三菱FTOがくれた挑戦の勇気!! 小さなFFスポーツがポルシェ911や国産ハイパワースポーツカーを相手に大奮闘

三菱FTOがくれた挑戦の勇気!! 小さなFFスポーツがポルシェ911や国産ハイパワースポーツカーを相手に大奮闘

 三菱が販売した小さなクーペのFTO。COTY受賞、筑波での衝撃、そしてFFで全日本GT選手権に参戦。強豪揃いのなか、数回の表彰台を獲得。テッペンには届かなかったが、ヒトと技術が紡いだ価値は確かに残った。

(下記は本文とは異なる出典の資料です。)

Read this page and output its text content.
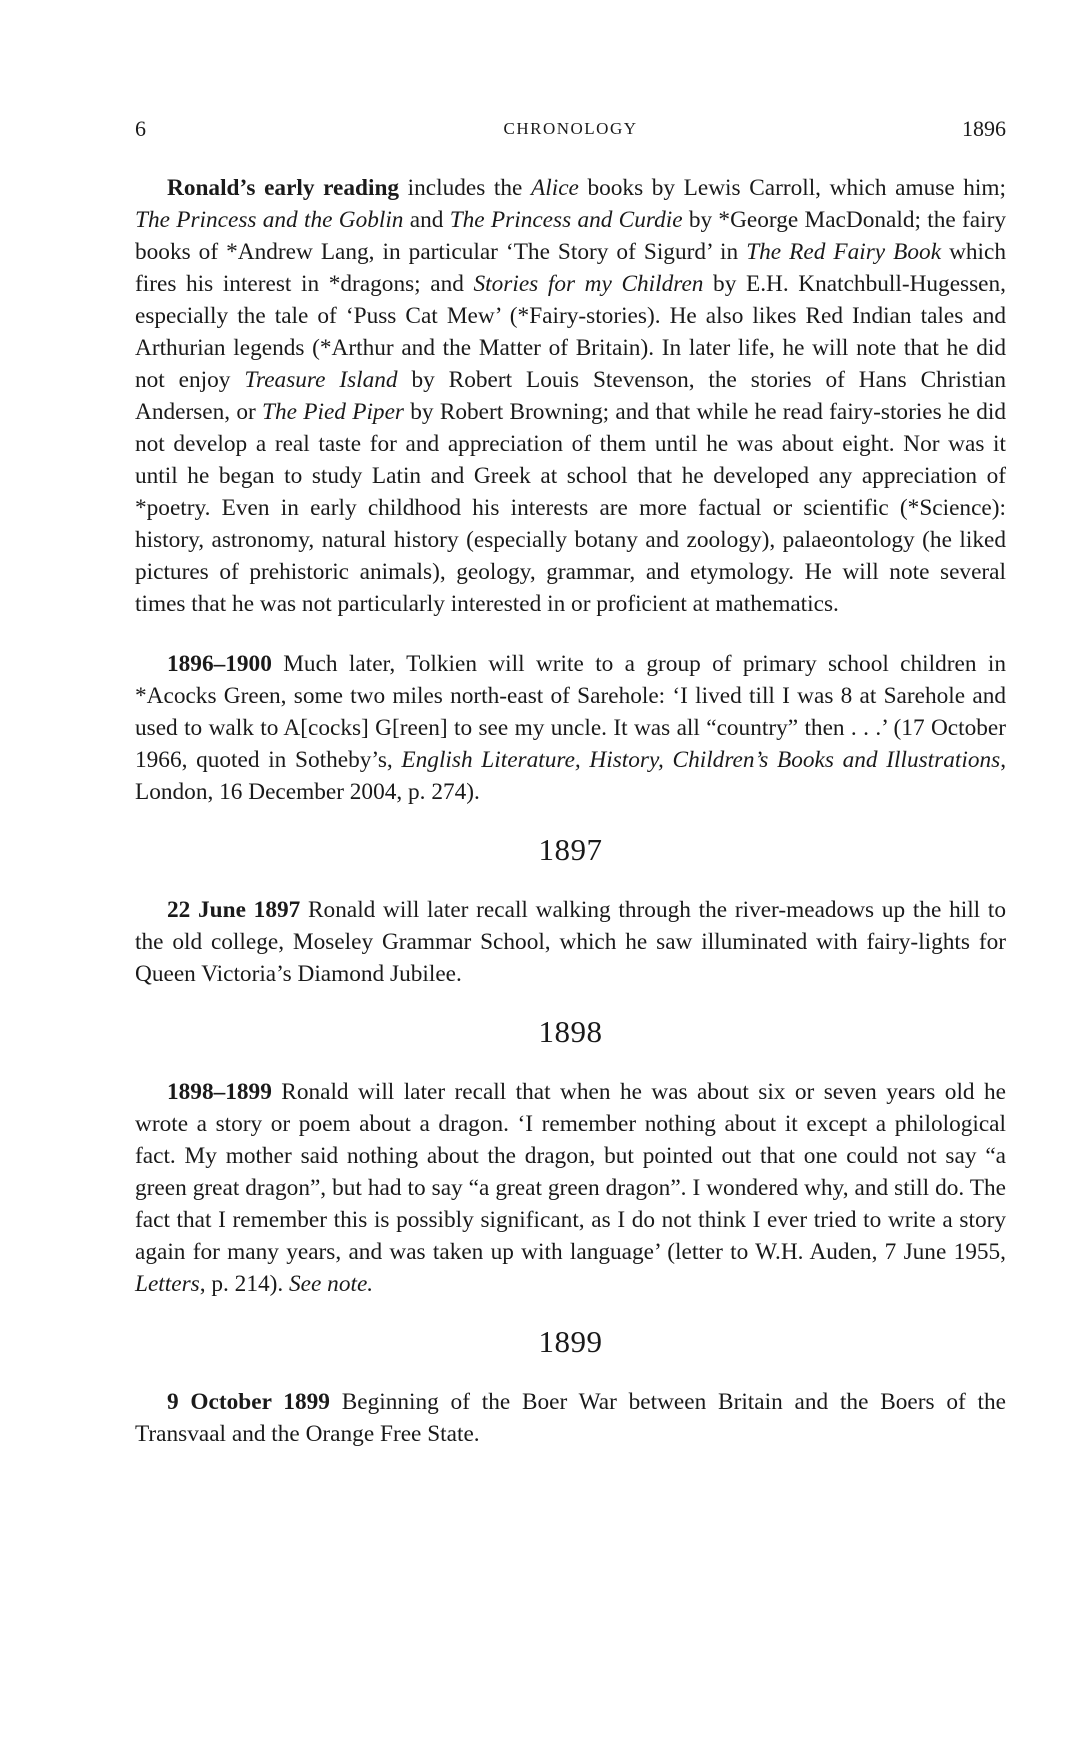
6	CHRONOLOGY	1896

Ronald’s early reading includes the Alice books by Lewis Carroll, which amuse him; The Princess and the Goblin and The Princess and Curdie by *George MacDonald; the fairy books of *Andrew Lang, in particular ‘The Story of Sigurd’ in The Red Fairy Book which fires his interest in *dragons; and Stories for my Children by E.H. Knatchbull-Hugessen, especially the tale of ‘Puss Cat Mew’ (*Fairy-stories). He also likes Red Indian tales and Arthurian legends (*Arthur and the Matter of Britain). In later life, he will note that he did not enjoy Treasure Island by Robert Louis Stevenson, the stories of Hans Christian Andersen, or The Pied Piper by Robert Browning; and that while he read fairy-stories he did not develop a real taste for and appreciation of them until he was about eight. Nor was it until he began to study Latin and Greek at school that he developed any appreciation of *poetry. Even in early childhood his interests are more factual or scientific (*Science): history, astronomy, natural history (especially botany and zoology), palaeontology (he liked pictures of prehistoric animals), geology, grammar, and etymology. He will note several times that he was not particularly interested in or proficient at mathematics.

1896–1900 Much later, Tolkien will write to a group of primary school children in *Acocks Green, some two miles north-east of Sarehole: ‘I lived till I was 8 at Sarehole and used to walk to A[cocks] G[reen] to see my uncle. It was all “country” then . . .’ (17 October 1966, quoted in Sotheby’s, English Literature, History, Children’s Books and Illustrations, London, 16 December 2004, p. 274).

1897

22 June 1897 Ronald will later recall walking through the river-meadows up the hill to the old college, Moseley Grammar School, which he saw illuminated with fairy-lights for Queen Victoria’s Diamond Jubilee.

1898

1898–1899 Ronald will later recall that when he was about six or seven years old he wrote a story or poem about a dragon. ‘I remember nothing about it except a philological fact. My mother said nothing about the dragon, but pointed out that one could not say “a green great dragon”, but had to say “a great green dragon”. I wondered why, and still do. The fact that I remember this is possibly significant, as I do not think I ever tried to write a story again for many years, and was taken up with language’ (letter to W.H. Auden, 7 June 1955, Letters, p. 214). See note.

1899

9 October 1899 Beginning of the Boer War between Britain and the Boers of the Transvaal and the Orange Free State.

文:中谷明彦/写真:富士スピードウェイ、ベストカーWeb編集部

【画像ギャラリー】FTOがポルシェを従えてる姿エモっ!! 貴重なGTマシンの姿をしっかり拝んで!!(9枚)画像ギャラリー

三菱製スモールクーペが未知の可能性に挑む

車名の由来はFresh Touring Originationの頭文字
車名の由来はFresh Touring Originationの頭文字

 1994年に登場した三菱FTOは、当時の国産スポーツカー市場に鮮烈な印象を残したモデルだった。流麗なスタイリングに加え、先進的なMIVECエンジンを搭載し、登場と同時に日本カー・オブ・ザ・イヤーを受賞。

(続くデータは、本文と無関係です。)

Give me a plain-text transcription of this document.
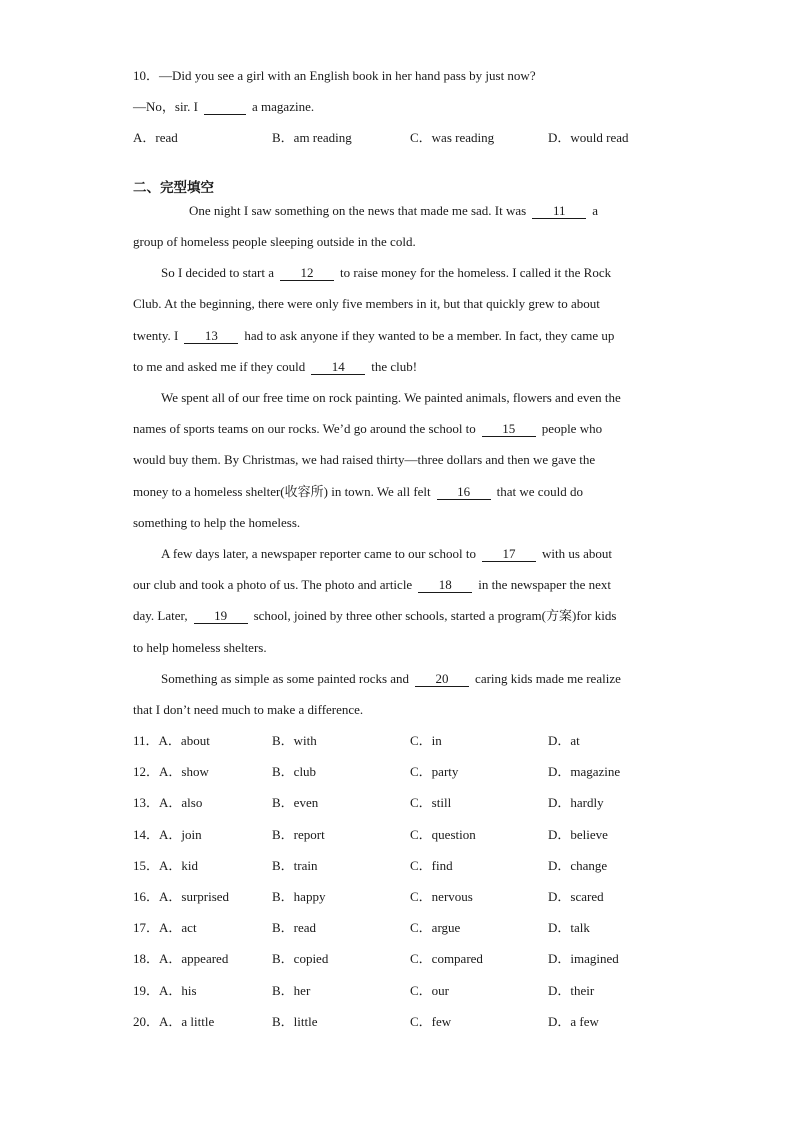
10．—Did you see a girl with an English book in her hand pass by just now?
—No，sir. I	a magazine.
A．read	B．am reading	C．was reading	D．would read
二、完型填空
One night I saw something on the news that made me sad. It was 11 a
group of homeless people sleeping outside in the cold.
So I decided to start a 12 to raise money for the homeless. I called it the Rock
Club. At the beginning, there were only five members in it, but that quickly grew to about
twenty. I 13 had to ask anyone if they wanted to be a member. In fact, they came up
to me and asked me if they could 14 the club!
We spent all of our free time on rock painting. We painted animals, flowers and even the
names of sports teams on our rocks. We’d go around the school to 15 people who
would buy them. By Christmas, we had raised thirty—three dollars and then we gave the
money to a homeless shelter(收容所) in town. We all felt 16 that we could do
something to help the homeless.
A few days later, a newspaper reporter came to our school to 17 with us about
our club and took a photo of us. The photo and article 18 in the newspaper the next
day. Later, 19 school, joined by three other schools, started a program(方案)for kids
to help homeless shelters.
Something as simple as some painted rocks and 20 caring kids made me realize
that I don’t need much to make a difference.
11．A．about	B．with	C．in	D．at
12．A．show	B．club	C．party	D．magazine
13．A．also	B．even	C．still	D．hardly
14．A．join	B．report	C．question	D．believe
15．A．kid	B．train	C．find	D．change
16．A．surprised	B．happy	C．nervous	D．scared
17．A．act	B．read	C．argue	D．talk
18．A．appeared	B．copied	C．compared	D．imagined
19．A．his	B．her	C．our	D．their
20．A．a little	B．little	C．few	D．a few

 さらに、ベストモータリングの筑波バトルでは、それまで「FF最速」の名をほしいままにしていたホンダ・インテグラ・タイプRを打ち破り、一躍脚光を浴びた。

 私にとっても、その走りは大きな可能性を感じさせるものであり、後に全日本GT選手権(現スーパーGT)参戦へとつながる道筋を描くきっかけとなった。

打倒GT-Rを目標に掲げてN1耐久シリーズを戦っていたGTO (写真提供:富士スピードウェイ)
打倒GT-Rを目標に掲げてN1耐久シリーズを戦っていたGTO (写真提供:富士スピードウェイ)

 当時、すでにプーマGTOでN1耐久(現スーパー耐久)レースに参戦していたが、FTOをベースにしたレーシングカーの構想は、実は自身の提案から始まっている。当初は、N1耐久を走っていたGTOを発展させ、GT500クラスでの参戦を模索していた。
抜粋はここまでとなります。